Preface to Shakespeare

A

Johnson makes his Shakespearian criticism the foundation for general statements about man, nature, and literature. He is a true neo-classicist in his concern with the universal rather than with the particular; the highest praise he can bestow upon Shakespeare is to say that his plays are “just representations of general nature.” The dramatist has relied upon his knowledge of human nature, rather than on bizarre effects, for his success. “The pleasures of sudden wonder are soon exhausted, and the mind can only repose on the stability of truth,” Johnson concludes. It is for this reason that Shakespeare has outlived his century and reached the point at which his works can be judged solely on their own merits, without the interference of personal interests and prejudices that make criticism of one’s contemporaries difficult. Keywords: universal, natural.

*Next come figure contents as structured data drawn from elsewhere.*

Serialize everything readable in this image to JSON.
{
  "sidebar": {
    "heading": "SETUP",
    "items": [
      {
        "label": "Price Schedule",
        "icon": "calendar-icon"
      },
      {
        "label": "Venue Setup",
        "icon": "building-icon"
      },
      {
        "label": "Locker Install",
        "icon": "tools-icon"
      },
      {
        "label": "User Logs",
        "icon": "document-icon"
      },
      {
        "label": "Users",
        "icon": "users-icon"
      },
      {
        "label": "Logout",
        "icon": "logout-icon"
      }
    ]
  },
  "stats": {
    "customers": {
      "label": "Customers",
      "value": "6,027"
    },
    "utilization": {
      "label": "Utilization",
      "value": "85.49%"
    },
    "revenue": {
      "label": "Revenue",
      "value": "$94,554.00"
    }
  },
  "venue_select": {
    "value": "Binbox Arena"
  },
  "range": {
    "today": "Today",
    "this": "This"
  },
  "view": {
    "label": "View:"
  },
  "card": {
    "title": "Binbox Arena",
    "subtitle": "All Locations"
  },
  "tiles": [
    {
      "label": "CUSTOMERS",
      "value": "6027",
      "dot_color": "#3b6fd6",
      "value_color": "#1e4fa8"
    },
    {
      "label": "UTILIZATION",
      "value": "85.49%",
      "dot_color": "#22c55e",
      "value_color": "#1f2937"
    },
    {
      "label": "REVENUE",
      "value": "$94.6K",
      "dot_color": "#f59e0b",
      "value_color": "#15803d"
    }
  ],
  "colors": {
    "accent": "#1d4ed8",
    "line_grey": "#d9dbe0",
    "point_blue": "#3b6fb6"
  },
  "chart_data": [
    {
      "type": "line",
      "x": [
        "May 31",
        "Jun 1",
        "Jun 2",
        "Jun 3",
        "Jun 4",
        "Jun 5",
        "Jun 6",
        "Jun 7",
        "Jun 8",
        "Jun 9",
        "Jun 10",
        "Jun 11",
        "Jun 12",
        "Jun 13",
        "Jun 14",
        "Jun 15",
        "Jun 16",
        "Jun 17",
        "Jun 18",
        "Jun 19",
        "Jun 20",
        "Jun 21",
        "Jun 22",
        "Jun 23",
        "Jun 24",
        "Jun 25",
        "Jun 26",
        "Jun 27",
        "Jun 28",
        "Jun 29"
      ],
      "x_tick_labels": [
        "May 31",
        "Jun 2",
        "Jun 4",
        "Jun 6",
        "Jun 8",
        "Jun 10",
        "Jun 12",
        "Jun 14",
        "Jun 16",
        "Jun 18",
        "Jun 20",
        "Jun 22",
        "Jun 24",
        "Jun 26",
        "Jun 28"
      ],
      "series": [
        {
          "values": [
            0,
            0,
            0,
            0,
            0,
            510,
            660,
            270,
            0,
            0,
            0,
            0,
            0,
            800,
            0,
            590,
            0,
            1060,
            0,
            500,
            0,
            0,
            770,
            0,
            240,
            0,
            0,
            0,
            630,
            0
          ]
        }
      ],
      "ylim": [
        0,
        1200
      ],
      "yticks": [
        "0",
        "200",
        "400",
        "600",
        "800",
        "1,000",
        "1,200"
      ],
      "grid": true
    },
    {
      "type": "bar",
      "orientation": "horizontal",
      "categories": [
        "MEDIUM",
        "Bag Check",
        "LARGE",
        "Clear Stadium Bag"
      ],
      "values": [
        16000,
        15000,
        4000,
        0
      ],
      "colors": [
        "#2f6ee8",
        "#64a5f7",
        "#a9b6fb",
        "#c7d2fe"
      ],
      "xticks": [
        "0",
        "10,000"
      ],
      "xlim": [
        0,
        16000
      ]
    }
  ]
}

One of Johnson’s most stringent objections to Shakespeare’s work arises from his strong conviction that literature is essentially didactic. He is disturbed by Shakespeare’s disregard of “poetic justice.” Johnson was convinced that the writer should show the virtuous rewarded and the evil punished, and he finds that Shakespeare, by ignoring this premis, “sacrifices virtue to convenience.” The fact that in life evil often triumphs over good is no excuse in Johnson’s eyes: “It is always a writer’s duty to make the world better.”’ Shakespeare’s careless plotting and his “disregard for distinctions of time and place” are also noted as flaws. Although Johnson dislikes Shakespeare’s bawdry, he is willing to concede that that fault, at least, might have rested with the indelicacy of the ladies and gentlemen at the courts of Elizabeth I and James I, rather than with the playwright. These minor “errors” are far less irritating to Johnson than Shakespeare’s use of puns: “A quibble was to him the fatal Cleopatra for which he lost the world, and was content to lose it.”